The telco said it plans to enable other services, such as transit and event ticketing, in the NFC-based mobile wallets, which it intends to launch in Germany and Poland in 2011 and the Netherlands and Czech Republic in 2012. In the Netherlands, Deutsche Telekom is working with a group that includes the country’s three largest banks and three largest mobile operators. All of the secure applications for Deutsche Telekom mobile wallets would be stored on SIM cards. In Germany, Vodafone, Deutsche Telekom and O2 have cooperated on a SIM-based NFC trial involving transit ticketing, called Touch&Travel.

With mpass, mobile subscribers at present can shop on their PCs and phones and pay using the handsets. They enter their phone numbers and special mpass PIN codes on their computers. A recent feature enables consumers shopping on their smartphones to pay with one click. Mpass automatically recognizes the smartphone users from their phone numbers. They merely enter their mpass PIN codes. PC users receive an SMS to confirm their purchases. The money for the mpass purchases is directly debited from their preregistered bank accounts.

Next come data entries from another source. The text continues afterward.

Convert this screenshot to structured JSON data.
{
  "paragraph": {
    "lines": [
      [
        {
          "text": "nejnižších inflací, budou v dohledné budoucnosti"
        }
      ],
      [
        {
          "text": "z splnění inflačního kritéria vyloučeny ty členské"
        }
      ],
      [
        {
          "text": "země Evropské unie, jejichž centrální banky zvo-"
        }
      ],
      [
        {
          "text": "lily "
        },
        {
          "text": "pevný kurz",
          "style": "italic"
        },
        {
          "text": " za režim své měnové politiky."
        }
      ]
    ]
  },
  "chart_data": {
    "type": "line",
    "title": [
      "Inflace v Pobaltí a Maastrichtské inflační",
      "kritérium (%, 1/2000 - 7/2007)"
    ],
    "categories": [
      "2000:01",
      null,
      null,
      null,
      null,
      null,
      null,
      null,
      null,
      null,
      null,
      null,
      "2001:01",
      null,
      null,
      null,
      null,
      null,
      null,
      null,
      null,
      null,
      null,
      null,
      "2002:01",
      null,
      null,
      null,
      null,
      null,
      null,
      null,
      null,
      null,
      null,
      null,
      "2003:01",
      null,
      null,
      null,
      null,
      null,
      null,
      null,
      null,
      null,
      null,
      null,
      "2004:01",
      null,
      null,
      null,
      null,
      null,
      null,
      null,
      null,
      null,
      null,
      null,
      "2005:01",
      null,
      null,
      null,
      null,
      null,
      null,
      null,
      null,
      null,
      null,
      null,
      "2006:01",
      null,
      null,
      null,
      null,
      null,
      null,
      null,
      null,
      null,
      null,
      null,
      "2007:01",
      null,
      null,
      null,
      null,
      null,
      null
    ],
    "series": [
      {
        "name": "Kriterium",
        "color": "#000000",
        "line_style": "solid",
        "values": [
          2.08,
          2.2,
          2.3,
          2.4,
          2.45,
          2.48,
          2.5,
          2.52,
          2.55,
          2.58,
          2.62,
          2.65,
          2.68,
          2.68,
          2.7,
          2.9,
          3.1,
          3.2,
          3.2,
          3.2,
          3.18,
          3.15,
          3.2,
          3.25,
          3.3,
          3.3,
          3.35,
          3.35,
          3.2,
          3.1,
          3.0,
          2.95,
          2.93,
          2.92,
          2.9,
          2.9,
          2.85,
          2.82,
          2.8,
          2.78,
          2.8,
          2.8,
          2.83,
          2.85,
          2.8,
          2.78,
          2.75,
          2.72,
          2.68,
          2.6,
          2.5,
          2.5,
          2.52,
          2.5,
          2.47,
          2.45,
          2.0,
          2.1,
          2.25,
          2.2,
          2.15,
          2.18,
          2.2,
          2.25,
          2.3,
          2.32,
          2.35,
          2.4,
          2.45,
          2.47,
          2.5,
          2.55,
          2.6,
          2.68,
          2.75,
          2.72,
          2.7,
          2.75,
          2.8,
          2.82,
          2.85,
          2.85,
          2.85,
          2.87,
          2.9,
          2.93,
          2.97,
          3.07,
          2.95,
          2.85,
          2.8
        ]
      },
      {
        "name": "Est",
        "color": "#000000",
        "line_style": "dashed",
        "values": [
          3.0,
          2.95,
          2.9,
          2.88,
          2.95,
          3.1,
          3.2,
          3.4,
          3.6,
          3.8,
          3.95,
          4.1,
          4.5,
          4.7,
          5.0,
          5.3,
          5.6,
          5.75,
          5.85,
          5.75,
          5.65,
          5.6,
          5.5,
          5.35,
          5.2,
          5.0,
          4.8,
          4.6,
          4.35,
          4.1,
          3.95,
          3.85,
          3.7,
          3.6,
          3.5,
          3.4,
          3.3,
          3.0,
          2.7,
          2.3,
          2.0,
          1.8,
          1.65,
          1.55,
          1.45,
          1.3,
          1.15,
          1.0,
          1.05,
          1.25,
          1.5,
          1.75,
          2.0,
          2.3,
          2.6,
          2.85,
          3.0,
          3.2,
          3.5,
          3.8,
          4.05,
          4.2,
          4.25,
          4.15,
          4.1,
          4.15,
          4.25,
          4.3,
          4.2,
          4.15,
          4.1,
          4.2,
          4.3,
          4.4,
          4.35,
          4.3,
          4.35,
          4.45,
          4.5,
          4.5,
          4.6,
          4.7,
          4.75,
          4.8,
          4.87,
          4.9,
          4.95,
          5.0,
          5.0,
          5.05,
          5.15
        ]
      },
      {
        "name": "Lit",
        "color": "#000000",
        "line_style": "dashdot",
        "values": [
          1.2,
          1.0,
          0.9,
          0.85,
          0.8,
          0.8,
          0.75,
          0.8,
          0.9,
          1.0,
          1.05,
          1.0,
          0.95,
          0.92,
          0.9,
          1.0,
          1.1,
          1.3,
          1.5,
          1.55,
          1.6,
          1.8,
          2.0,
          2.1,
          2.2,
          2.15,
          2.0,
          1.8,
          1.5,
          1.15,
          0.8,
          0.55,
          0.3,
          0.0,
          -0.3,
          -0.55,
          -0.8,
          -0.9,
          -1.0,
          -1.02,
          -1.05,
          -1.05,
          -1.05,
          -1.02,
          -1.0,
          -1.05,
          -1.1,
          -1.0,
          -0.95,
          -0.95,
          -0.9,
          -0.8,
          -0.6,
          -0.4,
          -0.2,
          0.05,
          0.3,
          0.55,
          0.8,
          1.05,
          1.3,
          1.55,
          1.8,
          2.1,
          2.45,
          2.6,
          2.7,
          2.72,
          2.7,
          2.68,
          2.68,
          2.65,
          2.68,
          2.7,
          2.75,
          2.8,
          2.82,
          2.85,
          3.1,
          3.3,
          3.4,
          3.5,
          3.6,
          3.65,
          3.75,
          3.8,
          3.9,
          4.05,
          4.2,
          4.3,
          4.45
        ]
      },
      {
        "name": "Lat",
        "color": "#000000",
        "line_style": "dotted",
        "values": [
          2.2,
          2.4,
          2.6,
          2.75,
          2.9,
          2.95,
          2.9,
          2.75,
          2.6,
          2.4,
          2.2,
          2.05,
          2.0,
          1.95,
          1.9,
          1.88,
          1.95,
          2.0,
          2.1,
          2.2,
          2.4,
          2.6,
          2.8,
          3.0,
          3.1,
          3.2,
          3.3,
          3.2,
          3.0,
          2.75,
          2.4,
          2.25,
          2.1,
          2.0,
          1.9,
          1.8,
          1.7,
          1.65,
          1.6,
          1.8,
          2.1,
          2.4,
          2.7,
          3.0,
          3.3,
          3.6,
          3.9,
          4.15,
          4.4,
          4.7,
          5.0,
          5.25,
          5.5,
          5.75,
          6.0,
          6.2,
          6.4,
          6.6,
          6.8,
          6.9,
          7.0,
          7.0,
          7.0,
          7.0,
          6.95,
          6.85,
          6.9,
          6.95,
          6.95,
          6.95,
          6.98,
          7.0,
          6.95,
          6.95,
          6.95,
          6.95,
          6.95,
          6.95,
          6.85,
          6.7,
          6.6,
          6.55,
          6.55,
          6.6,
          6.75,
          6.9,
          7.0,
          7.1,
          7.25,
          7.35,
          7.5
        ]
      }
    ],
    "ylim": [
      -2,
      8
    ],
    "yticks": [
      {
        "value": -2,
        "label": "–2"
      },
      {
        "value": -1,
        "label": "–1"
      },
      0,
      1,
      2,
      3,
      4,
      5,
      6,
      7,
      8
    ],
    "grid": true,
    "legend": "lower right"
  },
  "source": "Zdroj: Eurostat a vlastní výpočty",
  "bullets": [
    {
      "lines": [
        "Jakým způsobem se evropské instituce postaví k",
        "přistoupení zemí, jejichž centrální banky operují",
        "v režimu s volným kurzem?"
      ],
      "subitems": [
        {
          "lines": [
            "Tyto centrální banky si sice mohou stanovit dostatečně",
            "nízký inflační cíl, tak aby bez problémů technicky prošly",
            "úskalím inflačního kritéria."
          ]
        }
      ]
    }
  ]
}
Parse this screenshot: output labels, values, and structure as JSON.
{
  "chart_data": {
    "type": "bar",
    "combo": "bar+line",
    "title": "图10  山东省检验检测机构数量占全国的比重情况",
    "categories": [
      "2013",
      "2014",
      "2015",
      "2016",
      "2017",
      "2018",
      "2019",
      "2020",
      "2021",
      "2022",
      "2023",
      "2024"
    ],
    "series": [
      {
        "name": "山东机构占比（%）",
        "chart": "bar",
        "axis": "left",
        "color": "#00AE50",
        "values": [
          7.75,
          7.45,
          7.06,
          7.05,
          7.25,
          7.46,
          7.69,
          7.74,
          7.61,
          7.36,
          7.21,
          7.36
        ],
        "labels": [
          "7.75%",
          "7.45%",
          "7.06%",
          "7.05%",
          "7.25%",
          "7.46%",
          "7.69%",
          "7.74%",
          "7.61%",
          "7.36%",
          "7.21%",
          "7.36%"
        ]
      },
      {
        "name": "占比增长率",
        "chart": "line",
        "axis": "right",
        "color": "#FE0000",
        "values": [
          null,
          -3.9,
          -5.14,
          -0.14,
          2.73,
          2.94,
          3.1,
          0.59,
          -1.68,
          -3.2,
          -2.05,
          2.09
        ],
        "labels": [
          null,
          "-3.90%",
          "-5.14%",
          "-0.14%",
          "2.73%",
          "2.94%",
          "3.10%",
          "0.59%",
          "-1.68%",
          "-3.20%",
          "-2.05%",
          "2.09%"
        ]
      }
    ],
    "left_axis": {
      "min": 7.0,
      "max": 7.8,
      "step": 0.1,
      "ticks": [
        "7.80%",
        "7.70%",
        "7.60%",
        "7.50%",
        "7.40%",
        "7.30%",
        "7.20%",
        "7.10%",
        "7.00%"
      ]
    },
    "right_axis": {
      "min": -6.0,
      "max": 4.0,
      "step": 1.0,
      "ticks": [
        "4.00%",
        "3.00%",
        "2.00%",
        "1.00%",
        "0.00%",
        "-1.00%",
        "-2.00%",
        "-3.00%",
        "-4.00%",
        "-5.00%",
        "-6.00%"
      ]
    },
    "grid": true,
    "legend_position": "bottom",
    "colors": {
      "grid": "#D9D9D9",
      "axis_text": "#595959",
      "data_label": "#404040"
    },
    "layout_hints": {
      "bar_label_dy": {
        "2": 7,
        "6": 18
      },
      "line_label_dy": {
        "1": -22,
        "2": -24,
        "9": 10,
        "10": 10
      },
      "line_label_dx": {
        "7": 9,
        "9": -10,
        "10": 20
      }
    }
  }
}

Deutsche Telekom joined mpass last November, bringing the number of preregistered users to a total of more than 20 million, which comprise the postpaid customers of the three telcos. Prepaid subscribers and those from E-Plus can also use mpass by registering.

The mpass telcos do not release figures, but acceptance of mpass by Web merchants and transactions volume appear to be small. 

Signing up physical merchants would pose an even a bigger challenge for the telcos in launching any new payment scheme. It also remains to be seen the details of the payment applications the telcos will introduce–whether prepaid or debit, for example–and how they plan to encourage security-conscious consumers to pay with their phones rather than their bank cards.

But like mobile operators elsewhere, the German telcos see a revenue opportunity in the payments business, including earning transaction fees from merchants. They believe NFC phones will enable them to successfully take on the banks.